Resolution der Studierenden der Philipps-Universität Marburg

Bildungsstreik 2009

Die Studierenden der Philipps-Universität Marburg verabschiedeten in ihrer Vollversammlung mit überragender Mehrheit eine Resolution. Die Forderungen der knapp 600 Teilnehmer_innen richten sich an die designierte Nachfolge von Präsident Volker Nienhaus, dessen Nachwahl am nächsten Montag ansteht. Das Präsidium des Studierenden-Parlaments wird nach der Wahl die Resolution in der Alten Aula überreichen. Schriftliche Stellungnahme zu den Forderungen erwarten die Studierenden bis zum 1.1.2010.

Die Studierenden fordern vom neuen Uni-Präsidium sich zu verpflichten:

  1. den Senat als oberstes Beschluss fassendes Gremium der Universität anzusehen und sich an Beschlüsse der Fachbereiche, insbesondere Berufungskommissionen zu halten.
  2. die fünf Hochschulratsmitglieder durch alle Mitglieder der Universität wählen zu lassen.
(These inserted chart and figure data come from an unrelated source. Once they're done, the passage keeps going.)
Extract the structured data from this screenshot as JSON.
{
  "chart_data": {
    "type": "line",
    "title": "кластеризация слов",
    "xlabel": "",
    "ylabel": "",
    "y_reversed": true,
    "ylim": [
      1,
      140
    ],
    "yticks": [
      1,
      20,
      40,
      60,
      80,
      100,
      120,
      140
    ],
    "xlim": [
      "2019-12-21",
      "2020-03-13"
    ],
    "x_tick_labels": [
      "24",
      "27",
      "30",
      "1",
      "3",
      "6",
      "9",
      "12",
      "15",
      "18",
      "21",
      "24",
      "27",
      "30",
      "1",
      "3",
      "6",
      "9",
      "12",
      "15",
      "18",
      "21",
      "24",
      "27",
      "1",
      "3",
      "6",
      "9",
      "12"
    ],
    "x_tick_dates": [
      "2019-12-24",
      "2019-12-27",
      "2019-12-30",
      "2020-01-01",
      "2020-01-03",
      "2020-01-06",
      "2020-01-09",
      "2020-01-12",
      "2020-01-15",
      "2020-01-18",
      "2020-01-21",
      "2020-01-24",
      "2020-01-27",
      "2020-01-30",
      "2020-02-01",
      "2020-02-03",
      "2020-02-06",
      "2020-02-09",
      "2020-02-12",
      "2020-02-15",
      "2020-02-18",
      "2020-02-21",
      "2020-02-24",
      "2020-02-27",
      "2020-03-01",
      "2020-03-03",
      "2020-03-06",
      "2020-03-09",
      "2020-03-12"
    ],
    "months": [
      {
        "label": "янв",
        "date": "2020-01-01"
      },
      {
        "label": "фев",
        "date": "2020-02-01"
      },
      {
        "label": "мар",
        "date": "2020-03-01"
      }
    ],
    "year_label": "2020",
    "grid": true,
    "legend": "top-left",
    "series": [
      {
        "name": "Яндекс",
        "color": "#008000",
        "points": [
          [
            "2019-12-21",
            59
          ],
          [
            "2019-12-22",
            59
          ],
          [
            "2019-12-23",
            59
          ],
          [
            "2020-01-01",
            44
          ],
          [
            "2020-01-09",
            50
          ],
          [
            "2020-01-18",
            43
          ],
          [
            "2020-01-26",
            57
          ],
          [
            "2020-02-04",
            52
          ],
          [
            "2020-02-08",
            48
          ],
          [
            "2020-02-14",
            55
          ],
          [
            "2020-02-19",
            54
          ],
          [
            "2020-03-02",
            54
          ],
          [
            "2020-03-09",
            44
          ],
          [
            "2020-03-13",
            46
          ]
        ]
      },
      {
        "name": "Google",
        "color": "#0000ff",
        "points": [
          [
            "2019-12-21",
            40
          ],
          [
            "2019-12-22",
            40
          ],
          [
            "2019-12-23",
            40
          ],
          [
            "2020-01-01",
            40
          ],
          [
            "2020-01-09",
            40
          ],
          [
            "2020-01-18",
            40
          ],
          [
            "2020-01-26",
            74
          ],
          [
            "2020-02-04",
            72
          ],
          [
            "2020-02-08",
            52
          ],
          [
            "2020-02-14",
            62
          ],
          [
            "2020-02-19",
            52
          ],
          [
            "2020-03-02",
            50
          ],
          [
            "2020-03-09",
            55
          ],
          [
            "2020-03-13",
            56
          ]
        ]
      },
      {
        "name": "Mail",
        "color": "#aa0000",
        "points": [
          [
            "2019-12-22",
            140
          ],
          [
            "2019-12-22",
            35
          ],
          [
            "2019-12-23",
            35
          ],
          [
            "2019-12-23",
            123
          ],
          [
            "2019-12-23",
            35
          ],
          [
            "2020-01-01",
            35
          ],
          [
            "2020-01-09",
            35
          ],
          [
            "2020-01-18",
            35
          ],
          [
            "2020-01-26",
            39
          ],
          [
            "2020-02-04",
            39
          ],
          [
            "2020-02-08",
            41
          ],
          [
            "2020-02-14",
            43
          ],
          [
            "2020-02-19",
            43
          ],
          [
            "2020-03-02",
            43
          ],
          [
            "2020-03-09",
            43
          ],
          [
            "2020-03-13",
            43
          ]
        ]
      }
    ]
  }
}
Die Auswahl der Bewerber_innen folgt dann über den zentralen Wahlvorstand.
  3. keine Prüfungs- & Studienordnungen zu ratifizieren, bei denen die Zulassung für den Master an die BA-Note geknüpft ist.
  4. alle bislang unbesetzten Stellen in der Lehre zu besetzen und einen Ausbau des Exportmodulangebots & interdisziplinären Veranstaltungen zu fördern.
  5. bei der weiteren Planung und Ausbau der Campi alle Statusgruppen paritätisch einzubeziehen. Wir fordern Ausbau der Lahnberge-Infrastruktur, und Zusicherung von Räumlichkeiten für jede Fachschaft.
  6. die Prüfungsämter personell aufzuwerten.
  7. “Das deutsche Bildungssystem ist schon jetzt eines der sozial selektivsten Europas, gerade dem mehrgliedrige Schulsystem wird von Experten regelmäßig struktureller Rassismus attestiert. Anstatt die längst überfälligen Veränderungen einzuleiten, plant die schwarz-gelbe Bundesregierung, die Bildungschancen mit sogenannten ,Zukunftskonten' noch stärker vom Portemonnaie der Eltern abhängig zu machen”, kritisiert Florian Bensdorf von der Initiative “Bildungsblockaden einreißen!”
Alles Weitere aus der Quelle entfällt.